Thérapeutique encore rarement utilisée ; les meilleures indications sont les calculs parotidiens et la lithiase sousmandibulaire non compliquée.

B – Indications :

1- Lithiase sous-mandibulaire :

• Indications médicales :

– si petit calcul avec quelques accidents mécaniques non fréquents : sialagogues et antispasmodiques, hydratation correcte ;

– abcès du plancher et sous-mandibulite : antibiothérapie par voie orale ou intraveineuse selon les signes généraux.

• Indications chirurgicales :

– exérèse de la lithiase par taille endobuccale du canal de Wharton: sous anesthésie locale pour les calculs antérieurs ; sous anesthésie générale, avec respect du nerf lingual, pour les calculs postérieurs dans une glande saine; les récidives sont malgré tout fréquentes dans tous les cas ;

– sous-mandibulectomie par voie cutanée et sous anesthésie générale, à distance de tout épisode infectieux : indiquée dans le cadre de calculs multiples, de récidive après taille du canal de Wharton, d’accident de sous-mandibulite, de crises de coliques salivaires à répétition depuis longue date ;

– drainage d’une collection sous-mandibulaire abcédée, sous couverture antibiotique intraveineuse puis sous-mandibulectomie à distance, c’est-à-dire au moins 3 à 6 mois plus tard.
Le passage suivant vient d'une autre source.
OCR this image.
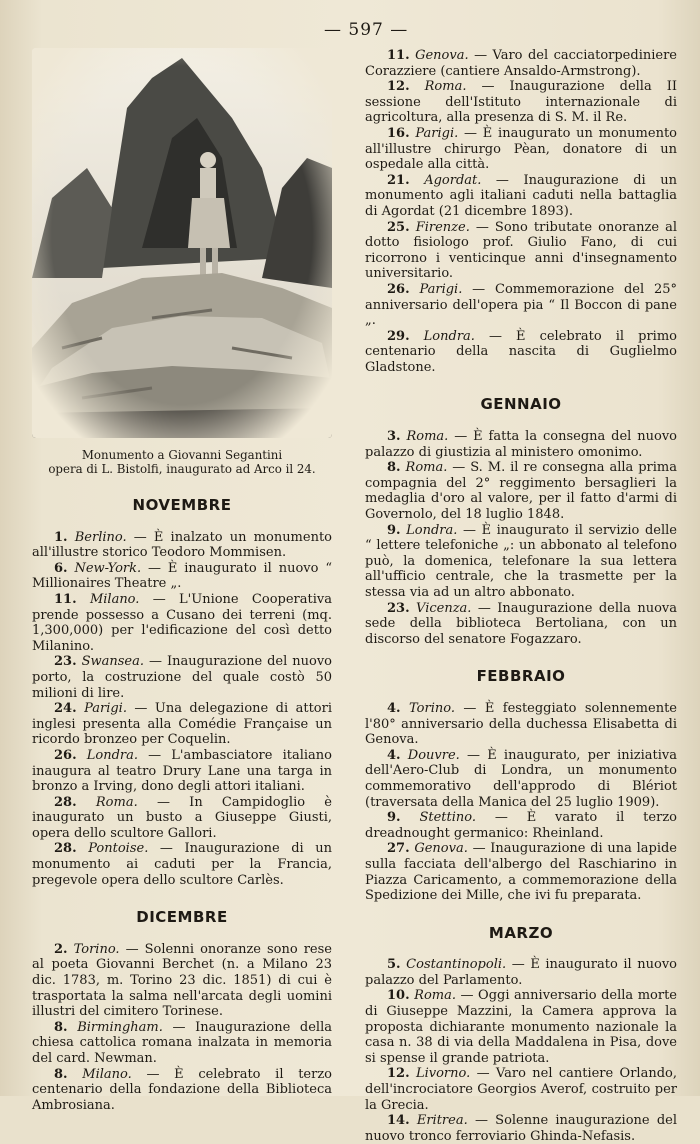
— 597 —

Monumento a Giovanni Segantini
opera di L. Bistolfi, inaugurato ad Arco il 24.

NOVEMBRE

1. Berlino. — È inalzato un monumento all'illustre storico Teodoro Mommisen.

6. New-York. — È inaugurato il nuovo “ Millionaires Theatre „.

11. Milano. — L'Unione Cooperativa prende possesso a Cusano dei terreni (mq. 1,300,000) per l'edificazione del così detto Milanino.

23. Swansea. — Inaugurazione del nuovo porto, la costruzione del quale costò 50 milioni di lire.

24. Parigi. — Una delegazione di attori inglesi presenta alla Comédie Française un ricordo bronzeo per Coquelin.

26. Londra. — L'ambasciatore italiano inaugura al teatro Drury Lane una targa in bronzo a Irving, dono degli attori italiani.

28. Roma. — In Campidoglio è inaugurato un busto a Giuseppe Giusti, opera dello scultore Gallori.

28. Pontoise. — Inaugurazione di un monumento ai caduti per la Francia, pregevole opera dello scultore Carlès.

DICEMBRE

2. Torino. — Solenni onoranze sono rese al poeta Giovanni Berchet (n. a Milano 23 dic. 1783, m. Torino 23 dic. 1851) di cui è trasportata la salma nell'arcata degli uomini illustri del cimitero Torinese.

8. Birmingham. — Inaugurazione della chiesa cattolica romana inalzata in memoria del card. Newman.

8. Milano. — È celebrato il terzo centenario della fondazione della Biblioteca Ambrosiana.

11. Genova. — Varo del cacciatorpediniere Corazziere (cantiere Ansaldo-Armstrong).

12. Roma. — Inaugurazione della II sessione dell'Istituto internazionale di agricoltura, alla presenza di S. M. il Re.

16. Parigi. — È inaugurato un monumento all'illustre chirurgo Pèan, donatore di un ospedale alla città.

21. Agordat. — Inaugurazione di un monumento agli italiani caduti nella battaglia di Agordat (21 dicembre 1893).

25. Firenze. — Sono tributate onoranze al dotto fisiologo prof. Giulio Fano, di cui ricorrono i venticinque anni d'insegnamento universitario.

26. Parigi. — Commemorazione del 25° anniversario dell'opera pia “ Il Boccon di pane „.

29. Londra. — È celebrato il primo centenario della nascita di Guglielmo Gladstone.

GENNAIO

3. Roma. — È fatta la consegna del nuovo palazzo di giustizia al ministero omonimo.

8. Roma. — S. M. il re consegna alla prima compagnia del 2° reggimento bersaglieri la medaglia d'oro al valore, per il fatto d'armi di Governolo, del 18 luglio 1848.

9. Londra. — È inaugurato il servizio delle “ lettere telefoniche „: un abbonato al telefono può, la domenica, telefonare la sua lettera all'ufficio centrale, che la trasmette per la stessa via ad un altro abbonato.

23. Vicenza. — Inaugurazione della nuova sede della biblioteca Bertoliana, con un discorso del senatore Fogazzaro.

FEBBRAIO

4. Torino. — È festeggiato solennemente l'80° anniversario della duchessa Elisabetta di Genova.

4. Douvre. — È inaugurato, per iniziativa dell'Aero-Club di Londra, un monumento commemorativo dell'approdo di Blériot (traversata della Manica del 25 luglio 1909).

9. Stettino. — È varato il terzo dreadnought germanico: Rheinland.

27. Genova. — Inaugurazione di una lapide sulla facciata dell'albergo del Raschiarino in Piazza Caricamento, a commemorazione della Spedizione dei Mille, che ivi fu preparata.

MARZO

5. Costantinopoli. — È inaugurato il nuovo palazzo del Parlamento.

10. Roma. — Oggi anniversario della morte di Giuseppe Mazzini, la Camera approva la proposta dichiarante monumento nazionale la casa n. 38 di via della Maddalena in Pisa, dove si spense il grande patriota.

12. Livorno. — Varo nel cantiere Orlando, dell'incrociatore Georgios Averof, costruito per la Grecia.

14. Eritrea. — Solenne inaugurazione del nuovo tronco ferroviario Ghinda-Nefasis.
2- Lithiase parotidienne :

Exérèse endobuccale d’un calcul à l’ostium; sinon, sialagogues et irrigations endocanalaires avec des préparations antibiotiques, ou lithotritie de calculs accessibles.

Rares indications de parotidectomie superficielle avec conservation du nerf facial.

3- Lithiase des glandes salivaires accessoires :

L’expression du calcul par voie muqueuse, voire l’exérèse de la glande, sous anesthésie locale, permet la guérison.